I used this command to extract reads to prepare for training a silva classifier for a paired-end 18S sequencing:
qiime feature-classifier extract-reads --i-sequences silva-138-99-seqs.qza --p-f-primer TTAAARVGYTCGTAGTYG --p-r-primer CCGTCAATTHCTTYAART --o-reads ref-seqs.qza

I am training the SILVA classifier using the command for aligning 18S reads:
qiime feature-classifier fit-classifier-naive-bayes --i-reference-reads ref-seqs.qza --i-reference-taxonomy silva-138-99-tax.qza --o-classifier classifier.qza --verbose

The following messages are displayed:
UserWarning: The TaxonomicClassifier artifact that results from this method was trained using scikit-learn version 0.24.1. It cannot be used with other versions of scikit-learn. (While the classifier may complete successfully, the results will be unreliable.)
warnings.warn(warning, UserWarning)

...and the program is subsequently killed after several hours.

I am using the appropriate scikit-learn version (0.24.1) for qiime2-2022.8 and running my program on a remote server (ssh), so memory and RAM should not be the issue here.

Please help!!

colinbrislawn · April 26, 2023, 3:20pm

Hello Margo,

Welcome to the forums! :qiime2:

It still could be... fit-classifier-naive-bayes takes a lot of memory.

How much memory does that server have? Can you use a second ssh session or screen to monitor memory usage while that script is running?

Remote servers and supercomputer clusters can have other settings that can cancel (kill) jobs, like limits on run time. If you submit this with a slurm script, can you show us the settings for that script too?

Thanks!

Any clues you can share will be helpful.

mkweber · April 26, 2023, 3:37pm

Here's information about the server while the naive-bayes script is running:
total used free shared buff/cache available
Mem: 32116 27939 3284 0 893 3714
Swap: 975 311 664

mkweber · April 26, 2023, 3:38pm

sbatch -n 10 qiime feature-classifier fit-classifier-naive-bayes --i-reference-reads ref-seqs.qza --i-reference-taxonomy silva-138-99-tax.qza --o-classifier classifier.qza**

colinbrislawn · April 26, 2023, 3:45pm

Can you report memory with -h or something to get stats in kilobits or Mbts?

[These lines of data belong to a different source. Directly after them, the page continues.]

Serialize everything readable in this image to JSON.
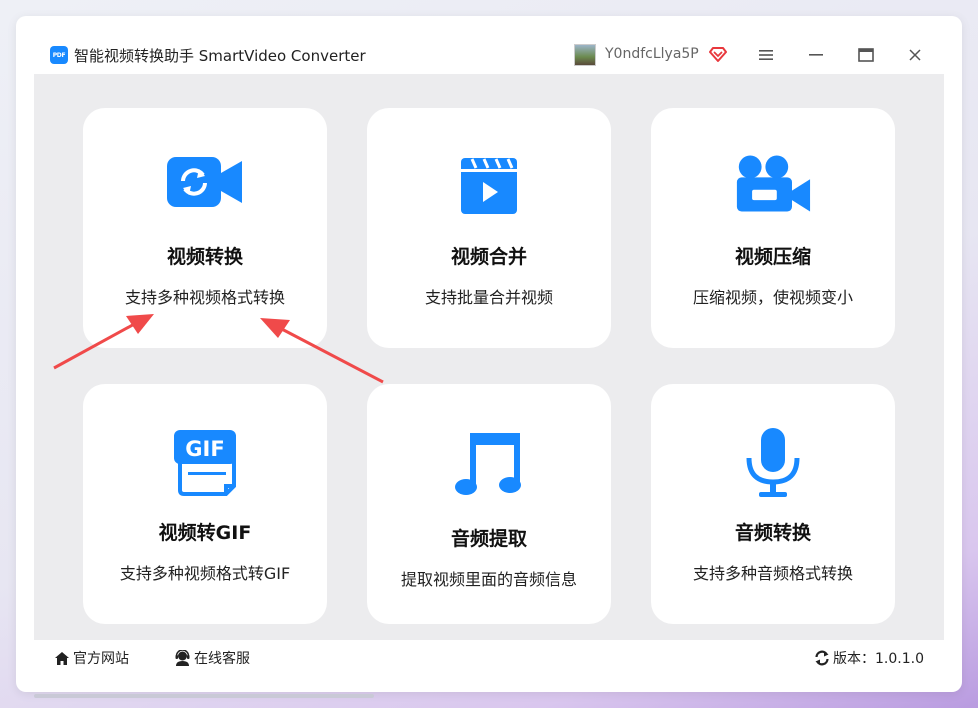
{
  "window": {
    "title": "智能视频转换助手 SmartVideo Converter",
    "logo_text": "PDF",
    "user": "Y0ndfcLlya5P"
  },
  "cards": [
    {
      "title": "视频转换",
      "desc": "支持多种视频格式转换",
      "icon": "video-convert-icon"
    },
    {
      "title": "视频合并",
      "desc": "支持批量合并视频",
      "icon": "clapperboard-icon"
    },
    {
      "title": "视频压缩",
      "desc": "压缩视频，使视频变小",
      "icon": "movie-camera-icon"
    },
    {
      "title": "视频转GIF",
      "desc": "支持多种视频格式转GIF",
      "icon": "gif-file-icon",
      "icon_text": "GIF"
    },
    {
      "title": "音频提取",
      "desc": "提取视频里面的音频信息",
      "icon": "music-note-icon"
    },
    {
      "title": "音频转换",
      "desc": "支持多种音频格式转换",
      "icon": "microphone-icon"
    }
  ],
  "footer": {
    "website": "官方网站",
    "support": "在线客服",
    "version": "版本：1.0.1.0"
  },
  "colors": {
    "accent": "#1889ff",
    "arrow": "#f04a4a",
    "vip": "#e8383d"
  }
}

While -n 10 would help with highly parallel commands, training is mostly single threaded. You may have better luck without this setting enabled!

mkweber · April 26, 2023, 3:52pm

Screen Shot 2023-04-26 at 11.49.57 AM

colinbrislawn · April 26, 2023, 4:32pm

Perfect, thanks!

32GB is a good amount of RAM, but depending the size and complexity of your input database, it may not be enough.

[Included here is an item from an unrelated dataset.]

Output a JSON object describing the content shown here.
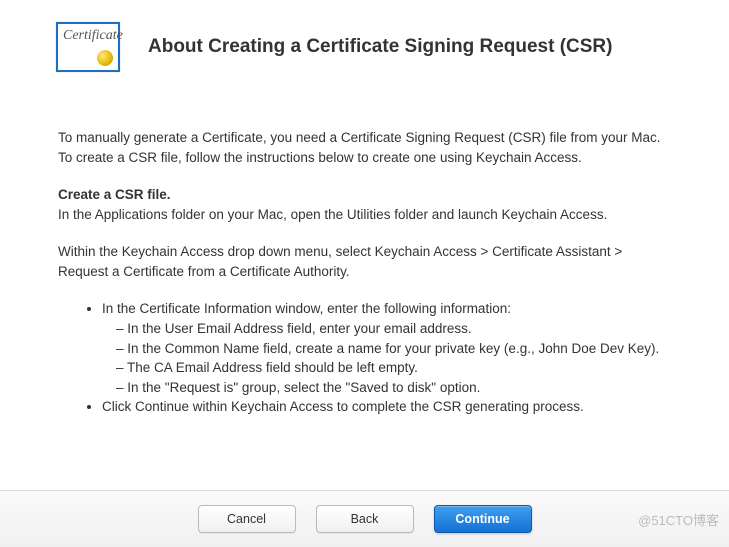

Also, slurm settings can change memory allocation.

-n, --ntasks=<number>
sbatch does not launch tasks, it requests an allocation of resources and submits a batch script. This option advises the Slurm controller that job steps run within the allocation will launch a maximum of number tasks and to provide for sufficient resources. The default is one task per node, but note that the --cpus-per-task option will change this default.

I always forget exactly how this works, however I have run into an issue where I ask for 10x threads only to realize that slurm has given me 1/10 of a node because it thinks I will be running 10x things on it and is trying to be clever.

If slurm is allocating 3.2 GB to your job, that's the problem

I'm sorry I'm not much help here. Now is the perfect time to reach out to your HPC support team because they will know exactly how to request all 32 GB of memory for your job.

mkweber · April 26, 2023, 8:16pm

So i just received some updated information about the server: it is a single, standalone box, not a node in an HPC cluster.

with that in mind, how should I proceed?

colinbrislawn · April 26, 2023, 8:57pm

Understood!

One of your commands mentioned sbatch, which is a slurm submission command. Is this machine running slurm? Who else is submitted jobs to it?

mkweber · April 26, 2023, 9:34pm

I ended up not running the slurm command, as i needed administrator permission to install the plugin.

Are there other ways to bypass this issue?

colinbrislawn · April 26, 2023, 9:45pm

You could try running the command again, while using the Linux top command to monitor memory usage while running.

We want to confirm if memory is the limitation, or something else is killing the script.

system · May 28, 2023, 3:46am

This topic was automatically closed 31 days after the last reply. New replies are no longer allowed.